Enviada especial a Calçoene, CÁSSIA LIMA
O pescador Enrique Oliveira dos Passos, de 28 anos, nunca imaginou que um dia acordaria e, ao descer da cama, pisaria na água. Mas é exatamente isso que tem ocorrido com ele, a esposa, os três filhos e quase 250 famílias de Calçoene nos últimos dias.
Segundo o pescador, as águas do rio já estavam elevadas na noite de quinta-feira, 10, mas ao acordar a surpresa foi maior ainda. Ele correu logo para o quarto dos filhos. Muitos objetos na casa simplesmente flutuavam.
“Coloquei o pé fora da cama e senti a água gelada. Acordei logo minha mulher e corri para pegar meus filhos. Estamos bem, mas perdemos geladeira e nosso fogão tá quase coberto pela água. Foi um desespero só”, relata Enrique Oliveira.
Ele e a família decidiram levantar os móveis de casa e ficar na residência mesmo pisando no chão molhado. Mas como a água voltou a subir, a esposa foi para casa de parentes com os filhos. Ele conta que não tem água potável e nem comida para os próximos dias.
“A gente estava comprando água, mas estamos sem dinheiro já. E não posso nem pescar porque a água tem muita lama e o peixe está escasso com a correnteza do rio. Estamos vivendo com a ajuda de parentes”, contou o pescador.
A vida do pescador foi de prejuízos no fim de semana, assim como a de 250 famílias atingidas pela enchente do Rio Calçoene. Quase 50 perderam eletrodomésticos e não querem sair de casa com receio de furtos. Ao todo 1.200 pessoas foram atingidas.
De acordo com a Defesa Civil, em Calçoene foram afetados os bairros do Centro, CEA, Comunicação, Liberdade, Parque dos Buritis, Palmeiras, Ramal do Souza e Beira-Rio. Mas também existem desalojados nos Distritos de Lourenço e Carnot e no Assentamento Irineu.
A Defesa Civil divulgou que o nível da água chegou a subir um metro durante a madrugada de quinta para sexta-feira. Entretanto, neste domingo, 12, as águas do Rio Calçoene começaram a baixar e estão 50 centímetros acima do nível normal.
Equipes coordenadas pela Defesa Civil receberam o reforço do Exército e da Secretaria de Inclusão e Mobilização Social (Sims) para fazer um levantamento das necessidades das famílias.
“Essa é a pior situação que tivemos que atender em anos porque queremos ajudar, temos estrutura, mas somos limitados pela legislação eleitoral. Existem famílias que não podem ficar nas casas submersas, mas elas insistem em ficar”, explicou o tenente Helton Souza, da Defesa Civil.
O levantamento deste domingo identificou 21 famílias que deixaram suas casas alagadas e foram para residências de parentes. Mas muitos insistem em ficar e andam pela água com lama e infectada por fossas sépticas.
“A gente está na casa de parentes e eu só estou reparando a casa pela noite. Perdemos uma geladeira e um freezer. Agora vamos esperar a água baixar”, comentou a moradora do Bairro Beira-rio, Maria da Silva, de 49 anos.
Em uma volta rápida pelos bairros Beira-Rio e Parque dos Buritis, que foram os mais atingidos, é possível ver adultos e crianças andado pela água e até tomando banho. Muitas ruas ainda estão alagadas. O Mercado Central do município está rodeado por água e muitos cachorros estão ilhados em canoas ou assoalhos que ainda não foram atingidos.
Na casa do comerciante Antônio Silva Correia, de 59 anos, por pouco a mercadoria não foi perdida. Mas a geladeira, o freezer e fogão não escaparam. A família ainda está dormindo na casa e os móveis estão suspensos.
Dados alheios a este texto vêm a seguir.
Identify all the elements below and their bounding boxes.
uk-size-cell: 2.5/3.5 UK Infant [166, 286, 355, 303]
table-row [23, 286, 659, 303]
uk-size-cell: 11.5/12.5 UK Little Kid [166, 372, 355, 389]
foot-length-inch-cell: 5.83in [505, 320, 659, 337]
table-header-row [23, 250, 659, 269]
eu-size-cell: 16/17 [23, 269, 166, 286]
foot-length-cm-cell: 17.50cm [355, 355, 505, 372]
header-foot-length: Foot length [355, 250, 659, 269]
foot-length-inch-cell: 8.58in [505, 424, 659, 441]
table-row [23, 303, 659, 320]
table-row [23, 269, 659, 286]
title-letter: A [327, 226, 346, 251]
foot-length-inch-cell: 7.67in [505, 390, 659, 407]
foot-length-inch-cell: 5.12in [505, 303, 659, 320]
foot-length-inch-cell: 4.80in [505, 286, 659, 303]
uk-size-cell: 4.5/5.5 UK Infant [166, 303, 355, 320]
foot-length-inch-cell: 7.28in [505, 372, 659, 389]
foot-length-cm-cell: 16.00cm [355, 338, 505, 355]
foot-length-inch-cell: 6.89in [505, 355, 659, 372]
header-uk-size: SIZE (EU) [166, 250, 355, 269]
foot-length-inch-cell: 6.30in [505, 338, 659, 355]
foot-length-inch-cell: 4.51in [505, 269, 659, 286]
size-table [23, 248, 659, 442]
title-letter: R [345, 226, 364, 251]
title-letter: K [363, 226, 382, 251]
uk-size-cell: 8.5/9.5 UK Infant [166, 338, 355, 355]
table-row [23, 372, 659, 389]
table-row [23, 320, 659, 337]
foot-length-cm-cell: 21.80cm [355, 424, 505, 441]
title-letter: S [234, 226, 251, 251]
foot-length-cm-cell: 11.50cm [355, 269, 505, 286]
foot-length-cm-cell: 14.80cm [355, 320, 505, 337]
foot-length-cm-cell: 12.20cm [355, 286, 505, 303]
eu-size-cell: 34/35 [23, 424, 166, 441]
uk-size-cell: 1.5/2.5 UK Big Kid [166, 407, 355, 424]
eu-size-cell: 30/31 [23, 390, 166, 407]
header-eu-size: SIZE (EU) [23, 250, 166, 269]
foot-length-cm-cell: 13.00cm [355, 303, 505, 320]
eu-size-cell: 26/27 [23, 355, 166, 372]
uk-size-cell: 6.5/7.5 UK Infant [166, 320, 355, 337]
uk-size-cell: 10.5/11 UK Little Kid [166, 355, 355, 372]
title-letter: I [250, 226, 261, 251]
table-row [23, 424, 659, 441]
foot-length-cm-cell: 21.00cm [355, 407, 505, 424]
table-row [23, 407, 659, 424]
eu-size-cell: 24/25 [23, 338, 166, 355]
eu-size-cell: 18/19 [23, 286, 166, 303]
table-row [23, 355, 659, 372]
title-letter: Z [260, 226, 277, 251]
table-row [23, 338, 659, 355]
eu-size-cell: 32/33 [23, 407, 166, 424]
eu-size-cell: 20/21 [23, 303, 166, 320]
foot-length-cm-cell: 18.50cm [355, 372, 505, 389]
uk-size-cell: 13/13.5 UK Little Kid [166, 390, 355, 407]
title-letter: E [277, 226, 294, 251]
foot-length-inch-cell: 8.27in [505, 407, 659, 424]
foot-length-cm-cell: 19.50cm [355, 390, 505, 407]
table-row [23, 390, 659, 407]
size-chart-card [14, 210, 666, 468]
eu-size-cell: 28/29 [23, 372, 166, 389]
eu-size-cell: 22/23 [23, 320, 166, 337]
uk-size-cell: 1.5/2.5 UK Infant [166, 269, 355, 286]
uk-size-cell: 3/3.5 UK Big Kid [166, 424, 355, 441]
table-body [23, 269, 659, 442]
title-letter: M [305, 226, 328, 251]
“Hoje minha mulher vai pra casa da mãe dela por causa dos meninos, mas ontem dormimos assim mesmo. Eu tenho que ficar em casa porque tenho medo que furtem as mercadorias do comércio. Nossa principal dificuldade é agua”, ressaltou o comerciante.
A secretária adjunta de Inclusão e Mobilização Social (SIMS), Luzia Grunho, já organizou com a equipe um formulário de levantamento que deve ser colocado em prática depois da eleição. Mas a situação de algumas pessoas preocupa.
“O trabalho aqui é de assistência mesmo, é um trabalho delicado que exige muito de todos. Nós vamos fazer o cadastro das famílias junto com a Defesa Civil e dar água e cesta básica para os mais necessitados. Tem famílias que ficam com as crianças andando pela água e isso nos preocupa”, destacou a secretária.